Simplicity. To get the most out of their compute resources, industry giants have invested for years in teams that build sophisticated cluster management and workload orchestration tools, abstracting away the complexity between ML work, and backing infrastructure and scheduling concerns. Foundry renders this capability accessible to everyone else, ensuring that users can reap compute leverage without dedicated infra teams at the scale of what you’ll find at a lavishly funded industry lab.

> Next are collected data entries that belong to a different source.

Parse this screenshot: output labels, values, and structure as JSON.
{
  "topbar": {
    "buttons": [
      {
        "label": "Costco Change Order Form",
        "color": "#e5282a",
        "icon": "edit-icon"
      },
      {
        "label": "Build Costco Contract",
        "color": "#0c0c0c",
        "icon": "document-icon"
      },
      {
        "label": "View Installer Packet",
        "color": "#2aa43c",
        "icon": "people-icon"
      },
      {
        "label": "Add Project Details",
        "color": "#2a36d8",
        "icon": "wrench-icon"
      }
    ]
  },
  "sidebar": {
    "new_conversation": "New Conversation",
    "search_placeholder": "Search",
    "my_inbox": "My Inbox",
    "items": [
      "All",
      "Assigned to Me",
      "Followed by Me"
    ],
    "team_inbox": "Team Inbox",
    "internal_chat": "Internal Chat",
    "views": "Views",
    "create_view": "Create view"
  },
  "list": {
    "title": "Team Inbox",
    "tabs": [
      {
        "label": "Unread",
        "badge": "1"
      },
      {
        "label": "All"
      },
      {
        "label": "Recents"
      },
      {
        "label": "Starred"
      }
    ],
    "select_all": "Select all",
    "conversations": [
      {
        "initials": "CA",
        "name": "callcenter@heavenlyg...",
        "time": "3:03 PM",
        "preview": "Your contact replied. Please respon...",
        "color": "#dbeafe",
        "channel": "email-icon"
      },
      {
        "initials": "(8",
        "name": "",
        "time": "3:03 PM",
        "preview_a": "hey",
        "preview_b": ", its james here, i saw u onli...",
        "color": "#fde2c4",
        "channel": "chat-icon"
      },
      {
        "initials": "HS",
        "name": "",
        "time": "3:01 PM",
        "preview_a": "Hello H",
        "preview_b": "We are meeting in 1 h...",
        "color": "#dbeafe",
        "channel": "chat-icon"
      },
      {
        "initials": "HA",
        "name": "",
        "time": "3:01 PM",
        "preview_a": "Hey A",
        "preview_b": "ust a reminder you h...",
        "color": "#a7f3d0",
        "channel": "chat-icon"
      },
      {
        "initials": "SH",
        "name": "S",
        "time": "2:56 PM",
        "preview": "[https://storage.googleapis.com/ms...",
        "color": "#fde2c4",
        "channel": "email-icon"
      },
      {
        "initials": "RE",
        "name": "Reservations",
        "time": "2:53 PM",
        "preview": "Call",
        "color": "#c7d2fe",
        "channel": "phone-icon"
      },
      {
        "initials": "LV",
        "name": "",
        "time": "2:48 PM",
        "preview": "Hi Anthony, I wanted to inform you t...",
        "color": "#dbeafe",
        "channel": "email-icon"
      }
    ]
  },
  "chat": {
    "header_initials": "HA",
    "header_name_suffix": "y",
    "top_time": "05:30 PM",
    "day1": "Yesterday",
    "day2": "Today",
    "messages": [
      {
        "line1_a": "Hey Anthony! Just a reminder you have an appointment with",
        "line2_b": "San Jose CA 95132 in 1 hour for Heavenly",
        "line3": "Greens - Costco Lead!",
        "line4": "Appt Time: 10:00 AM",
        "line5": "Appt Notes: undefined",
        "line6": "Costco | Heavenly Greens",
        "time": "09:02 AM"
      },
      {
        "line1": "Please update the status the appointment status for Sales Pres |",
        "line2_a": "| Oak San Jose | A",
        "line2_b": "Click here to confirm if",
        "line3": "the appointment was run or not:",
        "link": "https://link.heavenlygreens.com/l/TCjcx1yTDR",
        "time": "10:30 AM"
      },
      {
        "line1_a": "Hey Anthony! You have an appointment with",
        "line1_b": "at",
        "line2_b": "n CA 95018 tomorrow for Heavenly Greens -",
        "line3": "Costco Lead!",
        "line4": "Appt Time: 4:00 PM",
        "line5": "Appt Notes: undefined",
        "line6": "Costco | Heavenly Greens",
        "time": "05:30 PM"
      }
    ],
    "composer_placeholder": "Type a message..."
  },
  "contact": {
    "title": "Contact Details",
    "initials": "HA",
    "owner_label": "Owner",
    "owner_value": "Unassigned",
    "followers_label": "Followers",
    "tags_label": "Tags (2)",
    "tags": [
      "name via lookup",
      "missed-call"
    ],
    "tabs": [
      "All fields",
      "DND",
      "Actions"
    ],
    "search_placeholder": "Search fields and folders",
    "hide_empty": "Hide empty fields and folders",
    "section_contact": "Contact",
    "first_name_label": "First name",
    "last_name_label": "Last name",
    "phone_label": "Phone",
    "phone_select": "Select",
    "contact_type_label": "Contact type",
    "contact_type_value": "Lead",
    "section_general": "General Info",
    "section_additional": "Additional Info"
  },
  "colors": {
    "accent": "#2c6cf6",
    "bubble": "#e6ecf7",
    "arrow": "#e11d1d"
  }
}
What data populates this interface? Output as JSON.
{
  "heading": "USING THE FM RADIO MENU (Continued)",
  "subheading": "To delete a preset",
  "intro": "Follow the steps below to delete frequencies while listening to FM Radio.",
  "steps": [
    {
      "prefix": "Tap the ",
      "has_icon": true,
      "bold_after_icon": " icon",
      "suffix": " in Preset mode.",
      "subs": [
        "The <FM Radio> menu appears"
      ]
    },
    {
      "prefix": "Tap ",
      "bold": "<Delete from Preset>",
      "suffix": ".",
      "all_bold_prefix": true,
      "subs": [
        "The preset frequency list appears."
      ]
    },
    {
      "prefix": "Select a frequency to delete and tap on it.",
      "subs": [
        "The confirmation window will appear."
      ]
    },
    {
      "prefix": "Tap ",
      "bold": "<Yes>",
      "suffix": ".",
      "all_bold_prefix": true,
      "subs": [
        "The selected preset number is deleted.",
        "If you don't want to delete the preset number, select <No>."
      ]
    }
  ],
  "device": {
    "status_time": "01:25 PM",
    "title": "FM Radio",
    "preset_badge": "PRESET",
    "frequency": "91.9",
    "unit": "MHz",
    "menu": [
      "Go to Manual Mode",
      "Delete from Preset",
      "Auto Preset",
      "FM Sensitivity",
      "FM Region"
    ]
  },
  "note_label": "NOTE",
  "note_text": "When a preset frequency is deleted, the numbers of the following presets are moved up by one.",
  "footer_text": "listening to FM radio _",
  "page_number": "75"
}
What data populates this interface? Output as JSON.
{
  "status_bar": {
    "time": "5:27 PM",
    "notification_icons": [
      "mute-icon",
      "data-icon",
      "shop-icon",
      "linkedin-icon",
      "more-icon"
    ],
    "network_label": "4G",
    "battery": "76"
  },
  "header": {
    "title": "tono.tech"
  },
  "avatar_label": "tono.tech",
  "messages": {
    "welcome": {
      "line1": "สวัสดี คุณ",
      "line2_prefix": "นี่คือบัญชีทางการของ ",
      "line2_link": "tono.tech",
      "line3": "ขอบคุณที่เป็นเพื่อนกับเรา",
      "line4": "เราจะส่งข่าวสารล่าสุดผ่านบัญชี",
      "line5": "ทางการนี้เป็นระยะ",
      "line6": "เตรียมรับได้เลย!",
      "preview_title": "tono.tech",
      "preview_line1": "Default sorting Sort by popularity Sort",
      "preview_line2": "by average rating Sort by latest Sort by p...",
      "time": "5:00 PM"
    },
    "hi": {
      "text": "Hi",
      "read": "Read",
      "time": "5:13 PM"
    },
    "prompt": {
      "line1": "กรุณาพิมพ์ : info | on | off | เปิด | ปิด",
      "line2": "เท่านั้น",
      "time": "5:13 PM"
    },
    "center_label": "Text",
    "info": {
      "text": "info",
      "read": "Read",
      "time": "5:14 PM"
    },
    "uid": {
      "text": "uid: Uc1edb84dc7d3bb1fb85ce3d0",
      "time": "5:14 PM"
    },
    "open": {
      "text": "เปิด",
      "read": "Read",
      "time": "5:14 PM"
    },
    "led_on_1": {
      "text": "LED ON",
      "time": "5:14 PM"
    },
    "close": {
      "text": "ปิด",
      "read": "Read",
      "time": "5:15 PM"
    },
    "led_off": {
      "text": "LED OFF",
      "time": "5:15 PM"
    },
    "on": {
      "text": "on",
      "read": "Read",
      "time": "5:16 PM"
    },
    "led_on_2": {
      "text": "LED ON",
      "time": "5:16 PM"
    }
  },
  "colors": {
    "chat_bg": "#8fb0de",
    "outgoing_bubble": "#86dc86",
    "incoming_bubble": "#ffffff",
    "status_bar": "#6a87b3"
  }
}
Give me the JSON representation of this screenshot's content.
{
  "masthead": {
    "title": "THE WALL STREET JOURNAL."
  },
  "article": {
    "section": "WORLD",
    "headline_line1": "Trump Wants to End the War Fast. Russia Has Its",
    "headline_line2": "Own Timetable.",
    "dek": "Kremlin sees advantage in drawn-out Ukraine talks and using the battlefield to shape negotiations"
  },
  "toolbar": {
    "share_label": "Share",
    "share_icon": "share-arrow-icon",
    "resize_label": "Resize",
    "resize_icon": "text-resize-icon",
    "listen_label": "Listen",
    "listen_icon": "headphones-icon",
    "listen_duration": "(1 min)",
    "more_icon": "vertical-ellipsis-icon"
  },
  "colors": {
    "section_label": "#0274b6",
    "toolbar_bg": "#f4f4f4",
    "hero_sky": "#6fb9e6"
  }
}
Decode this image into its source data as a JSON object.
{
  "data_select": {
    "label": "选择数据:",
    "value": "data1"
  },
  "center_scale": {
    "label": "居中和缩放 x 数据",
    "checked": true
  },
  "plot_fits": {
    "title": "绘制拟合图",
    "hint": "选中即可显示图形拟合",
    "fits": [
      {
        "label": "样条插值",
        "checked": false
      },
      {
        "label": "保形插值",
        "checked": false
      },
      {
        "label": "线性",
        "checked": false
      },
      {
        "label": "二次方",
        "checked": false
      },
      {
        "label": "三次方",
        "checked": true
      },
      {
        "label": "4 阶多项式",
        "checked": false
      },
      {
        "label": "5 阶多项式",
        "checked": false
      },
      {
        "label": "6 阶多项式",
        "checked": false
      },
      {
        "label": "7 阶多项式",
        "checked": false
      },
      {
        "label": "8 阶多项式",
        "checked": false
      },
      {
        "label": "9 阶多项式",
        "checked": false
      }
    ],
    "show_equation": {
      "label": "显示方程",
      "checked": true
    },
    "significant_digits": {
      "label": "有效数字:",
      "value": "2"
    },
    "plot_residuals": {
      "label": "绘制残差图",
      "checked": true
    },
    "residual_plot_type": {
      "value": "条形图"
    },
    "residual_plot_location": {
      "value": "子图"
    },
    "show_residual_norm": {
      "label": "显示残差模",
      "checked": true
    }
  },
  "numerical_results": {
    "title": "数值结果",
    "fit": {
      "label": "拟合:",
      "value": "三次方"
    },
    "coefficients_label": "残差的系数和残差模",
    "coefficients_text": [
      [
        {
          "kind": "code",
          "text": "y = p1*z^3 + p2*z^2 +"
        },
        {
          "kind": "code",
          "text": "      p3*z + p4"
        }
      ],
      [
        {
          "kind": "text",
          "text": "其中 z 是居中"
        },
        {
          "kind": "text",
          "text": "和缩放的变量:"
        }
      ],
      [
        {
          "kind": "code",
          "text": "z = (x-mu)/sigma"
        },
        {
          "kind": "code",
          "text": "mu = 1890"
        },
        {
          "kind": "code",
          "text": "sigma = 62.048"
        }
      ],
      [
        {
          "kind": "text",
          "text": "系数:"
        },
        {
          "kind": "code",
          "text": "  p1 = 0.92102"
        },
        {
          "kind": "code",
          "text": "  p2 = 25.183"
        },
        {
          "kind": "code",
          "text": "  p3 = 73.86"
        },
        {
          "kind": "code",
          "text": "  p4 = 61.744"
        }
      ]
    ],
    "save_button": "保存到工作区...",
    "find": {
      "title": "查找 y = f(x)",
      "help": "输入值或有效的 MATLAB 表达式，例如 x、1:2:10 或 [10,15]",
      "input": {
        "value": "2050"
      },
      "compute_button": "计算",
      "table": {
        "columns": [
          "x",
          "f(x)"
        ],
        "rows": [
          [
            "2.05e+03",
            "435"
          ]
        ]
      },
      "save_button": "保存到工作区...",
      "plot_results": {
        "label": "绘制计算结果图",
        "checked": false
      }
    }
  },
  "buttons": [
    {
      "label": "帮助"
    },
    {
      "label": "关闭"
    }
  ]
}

Security and resiliency. We recognize that security and reliability are paramount for serious practitioners. Foundry has been built to the highest security and compliance standards from day zero and is SOC 2 Type II certified. We work with enterprises of all sizes and invest heavily in technology to predict and resolve errors proactively, maximizing uptime. Just as it would be difficult to build websites if developers had to occupy themselves with lower OSI-level concerns like packet loss, buffer overflow, and congestion control, AI practitioners’ efforts are often stymied by the non-negligible failure rates of even high-end systems. We recognize that their infra is often our partners’ top investment, and we take seriously our responsibility as a trusted infrastructure partner.

Looking ahead

The partnerships solidified by this funding are helping Foundry continue to scale our operations, enhance our product suite, and form further strategic alliances. Our ultimate goal is to build a definitive AI/ML infrastructure platform, helping civilization make the most of our highest-leverage resource. You can reach us here if you’d like to become a customer or partner.

Join us

It’s still day one. We'd love to hear from you if you’re motivated by impact and passionate about wrangling rich technical problems. Explore our career opportunities or contact us at careers@mlfoundry.com. Stay tuned for more updates, and follow us on LinkedIn for the latest news.

Thanks again to our backers, customers, and early partners. For anyone reading this, we are excited to work with you along the journey ahead.

Jared Quincy Davis (Founder and CEO) & the Foundry Team

Thanks to Matei Zaharia, Deepak Narayanan, and Elad Gil for reading drafts of this.

1: More on this in a future blog post.
2: Blog post on this upcoming.
3: A workload’s parallel vs. series DAG structure, ensuing communication graph, etc have implications on parallelism strategy selection, which, as a function of SLOs, has major implications for scheduling.
4: AI accelerators selection, but also CPU, networking, RAM, and storage configuration and pairing.
5: Dedicated blog post on this upcoming.